Zowel de Duitse Leopard 2 als de Britse Challenger 2 tank zijn ongeschikt voor het slagveld in de Oekraine. Onlangs werd er een rapport van het Duitse ministerie van Defensie gelekt over de tekortkomingen van de Leopard 2.

De Leopard 2 is een technisch wonder, een voortzetting van Duitse Tiger-tank uit de Tweede Wereldoorlog: misschien wel de gevaarlijkste tank uit die periode. Leopard 2 heeft een zeer complex vuurleidingssysteem, een buitengewoon krachtige MTU-motor en een uitstekend 120mm gladloops kanon. Hij is echter zeer gevoelig voor drone- en “top”-aanvallen en zeer moeilijk te repareren als hij beschadigd of defect is. Daarnaast is hij, net als de Tiger uit de Tweede Wereldoorlog, zeer gering in aantal. Slechts 18 Leopard 2’s zijn er aan Oekraïne geleverd!

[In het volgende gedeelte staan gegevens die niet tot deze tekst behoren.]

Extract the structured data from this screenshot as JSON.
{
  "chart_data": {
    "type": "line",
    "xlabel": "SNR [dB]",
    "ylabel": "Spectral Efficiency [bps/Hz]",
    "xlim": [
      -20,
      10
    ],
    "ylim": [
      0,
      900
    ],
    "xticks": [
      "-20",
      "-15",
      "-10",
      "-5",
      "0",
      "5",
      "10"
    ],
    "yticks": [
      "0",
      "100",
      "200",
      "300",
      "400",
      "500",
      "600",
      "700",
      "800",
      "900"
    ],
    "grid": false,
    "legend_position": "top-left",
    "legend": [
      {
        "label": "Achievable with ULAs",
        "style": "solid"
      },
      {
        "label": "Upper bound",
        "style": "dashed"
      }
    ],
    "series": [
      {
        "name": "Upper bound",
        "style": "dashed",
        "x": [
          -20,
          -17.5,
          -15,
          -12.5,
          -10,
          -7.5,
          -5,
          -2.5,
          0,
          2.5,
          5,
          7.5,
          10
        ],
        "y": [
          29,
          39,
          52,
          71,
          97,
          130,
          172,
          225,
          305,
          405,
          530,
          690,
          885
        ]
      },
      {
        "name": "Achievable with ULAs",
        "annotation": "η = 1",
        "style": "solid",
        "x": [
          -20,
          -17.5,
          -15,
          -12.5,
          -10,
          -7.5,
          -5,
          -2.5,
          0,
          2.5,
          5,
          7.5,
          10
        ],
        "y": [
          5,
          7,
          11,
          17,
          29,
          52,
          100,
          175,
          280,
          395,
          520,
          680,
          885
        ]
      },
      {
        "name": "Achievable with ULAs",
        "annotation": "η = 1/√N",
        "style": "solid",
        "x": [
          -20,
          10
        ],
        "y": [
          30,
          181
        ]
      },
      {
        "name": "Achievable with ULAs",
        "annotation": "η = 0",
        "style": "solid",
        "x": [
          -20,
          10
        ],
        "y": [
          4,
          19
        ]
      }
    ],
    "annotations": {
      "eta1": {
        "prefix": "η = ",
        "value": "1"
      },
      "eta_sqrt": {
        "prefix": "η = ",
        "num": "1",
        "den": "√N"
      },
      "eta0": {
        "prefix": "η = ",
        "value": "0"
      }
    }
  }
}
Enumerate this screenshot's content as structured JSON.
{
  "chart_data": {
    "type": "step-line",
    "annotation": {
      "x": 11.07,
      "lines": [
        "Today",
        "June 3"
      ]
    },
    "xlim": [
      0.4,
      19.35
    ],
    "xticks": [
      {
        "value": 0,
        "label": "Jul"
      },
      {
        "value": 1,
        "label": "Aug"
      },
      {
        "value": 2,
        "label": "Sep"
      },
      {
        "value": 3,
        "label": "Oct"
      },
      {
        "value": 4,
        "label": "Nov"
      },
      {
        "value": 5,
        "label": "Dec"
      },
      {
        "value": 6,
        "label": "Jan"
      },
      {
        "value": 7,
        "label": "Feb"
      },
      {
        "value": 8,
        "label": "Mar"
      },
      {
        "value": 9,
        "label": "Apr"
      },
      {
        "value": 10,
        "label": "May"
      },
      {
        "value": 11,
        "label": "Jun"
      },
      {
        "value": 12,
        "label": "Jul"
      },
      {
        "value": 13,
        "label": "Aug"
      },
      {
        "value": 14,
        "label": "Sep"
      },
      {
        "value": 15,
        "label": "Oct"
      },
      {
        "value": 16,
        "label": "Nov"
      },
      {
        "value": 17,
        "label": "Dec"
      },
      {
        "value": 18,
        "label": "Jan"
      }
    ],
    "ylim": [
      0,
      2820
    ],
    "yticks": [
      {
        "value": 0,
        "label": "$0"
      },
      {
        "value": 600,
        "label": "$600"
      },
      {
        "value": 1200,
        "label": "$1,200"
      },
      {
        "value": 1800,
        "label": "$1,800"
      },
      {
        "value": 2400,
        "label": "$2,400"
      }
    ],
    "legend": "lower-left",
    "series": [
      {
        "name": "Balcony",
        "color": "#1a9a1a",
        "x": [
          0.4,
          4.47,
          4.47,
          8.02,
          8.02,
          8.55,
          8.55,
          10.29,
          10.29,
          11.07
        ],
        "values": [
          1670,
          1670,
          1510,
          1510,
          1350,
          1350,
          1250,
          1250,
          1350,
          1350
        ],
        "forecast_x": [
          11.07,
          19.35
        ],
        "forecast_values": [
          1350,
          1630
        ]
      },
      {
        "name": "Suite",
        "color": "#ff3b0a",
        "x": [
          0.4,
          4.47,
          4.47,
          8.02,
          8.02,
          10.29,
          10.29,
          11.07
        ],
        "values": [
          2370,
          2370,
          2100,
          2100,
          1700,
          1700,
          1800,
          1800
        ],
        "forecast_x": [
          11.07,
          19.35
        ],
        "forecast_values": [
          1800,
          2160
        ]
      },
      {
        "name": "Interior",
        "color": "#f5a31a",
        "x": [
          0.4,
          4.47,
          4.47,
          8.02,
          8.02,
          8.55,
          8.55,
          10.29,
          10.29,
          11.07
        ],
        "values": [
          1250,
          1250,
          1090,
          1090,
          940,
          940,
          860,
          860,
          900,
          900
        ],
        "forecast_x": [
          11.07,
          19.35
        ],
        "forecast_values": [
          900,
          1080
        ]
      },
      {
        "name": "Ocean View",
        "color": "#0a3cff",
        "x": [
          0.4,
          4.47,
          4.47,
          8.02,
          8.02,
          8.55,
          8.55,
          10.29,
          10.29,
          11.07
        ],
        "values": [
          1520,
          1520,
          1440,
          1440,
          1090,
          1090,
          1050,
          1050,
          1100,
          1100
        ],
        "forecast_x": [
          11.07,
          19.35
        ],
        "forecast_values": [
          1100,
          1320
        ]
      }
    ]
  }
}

Het eerste probleem dat werd geïdentificeerd, is hoe moeilijk het voor Oekraïense soldaten is om deze tanks te repareren en ze gevechtswaardig te houden. Als de motor kapotgaat, moet hij honderden kilometers verderop in een gespecialiseerde werkplaats worden gerepareerd, terwijl de oude, eenvoudige motoren van de Russische tanks gemakkelijk door elke automonteur kunnen worden gerepareerd, indien nodig ter plaatse.

Ten tweede zijn deze miljoenen euro’s kostende tanks zeer kwetsbaar voor de alomtegenwoordige drones van $500, die ze in een alarmerend tempo vernietigen. De Leopard 2 en CR2 werden ontworpen toen er nog geen dronedreiging was. Zelfs tijdens de Slag om Cambrai in 1917 maakten de bemanningen zich grote zorgen dat de Duitsers handgranaten op het dak van de eerste tanks gooiden, waar het pantser het dunst was, en deze zouden vernietigen. Ze plaatsten er snel kippengaaskooien bovenop, wat deze dreiging effectief tegenging. Tot op zekere hoogte bieden de metalen kooien die nu op de Leopard 2 en CR2 worden gelast, wel degelijk bescherming tegen de drones, maar pas wanneer deze tanks worden uitgerust met de zich ontwikkelende verdedigingssystemen, waaronder meerdere antidronelasers en andere wapens, zal deze dreiging tot beheersbare proporties worden teruggebracht.

Het derde minpunt is ‘massa’, of simpelweg aantallen. De Duitsers verloren de Tweede Wereldoorlog omdat ze de massa die de geallieerden konden genereren niet konden evenaren. Zo produceerden de geallieerden in de latere fases van de oorlog zo’n 60.000 Sherman-tanks, die uiteindelijk de geavanceerdere en capabelere Tiger- en Panther-tanks overtroffen, omdat de Duitsers er maar een paar duizend van hadden. Ook de 18 Leopard 2’s en de 14 CR2’s die naar Oekraïne hebben gestuurd, vallen qua volume in het niet. Het rapport stelt wel dat de veel talrijkere, oudere en eenvoudigere Leopard 1’s effectiever zijn.

Ook de Britse Challenger 2 stelt erg teleur. Er zijn 14 van deze 71 ton wegende tanks naar de Oekraine gegaan. De 1.200 pk motor is te licht om de 71 ton in beweging te zetten waardoor de Challenger regelmatig vastloopt in de zachte bodem van de Oekraine.

De Challenger werd in 1990 ingezet in Bosnie en snel voorzien van additionele pantserdelen. Maar deze extra 3 ton wegende toevoeging maakt de tank in Oekraine nog minder mobiel. De Oekrainers hebben lichtgewicht pantser aan de meest kwetsbare plekken toegevoegd.

Daarnaast is het kanon van de Challenger 2 – een L30 120 millimeter – een probleem. In tegenstelling tot de gladde kanonnen op hedendaagse westerse tanks is de L30 voorzien van een getrokken loop. De munitie is niet compatibel met andere tankkanonnen, dus de Oekraïners moeten een apart logistiek systeem aanhouden om de 13 Challenger 2’s te laten schieten.

Terwijl een gladloops L44-tankkanon een levensduur heeft van maximaal 1500 schoten, verslijt een getrokken L30A1 na 500 schoten. Dit is vooral problematisch omdat de 82e Brigade – blijkbaar bezorgd dat hun tanks vast zouden lopen – ze kilometers achter de frontlinie heeft gehouden en ze als mobiele houwitsers gebruikt.

De Challenger 2 en Leopard 2 zijn nauwelijks de moeite waard om te onderhouden en aan te passen. En om ze weg te slepen als ze vastgelopen zijn.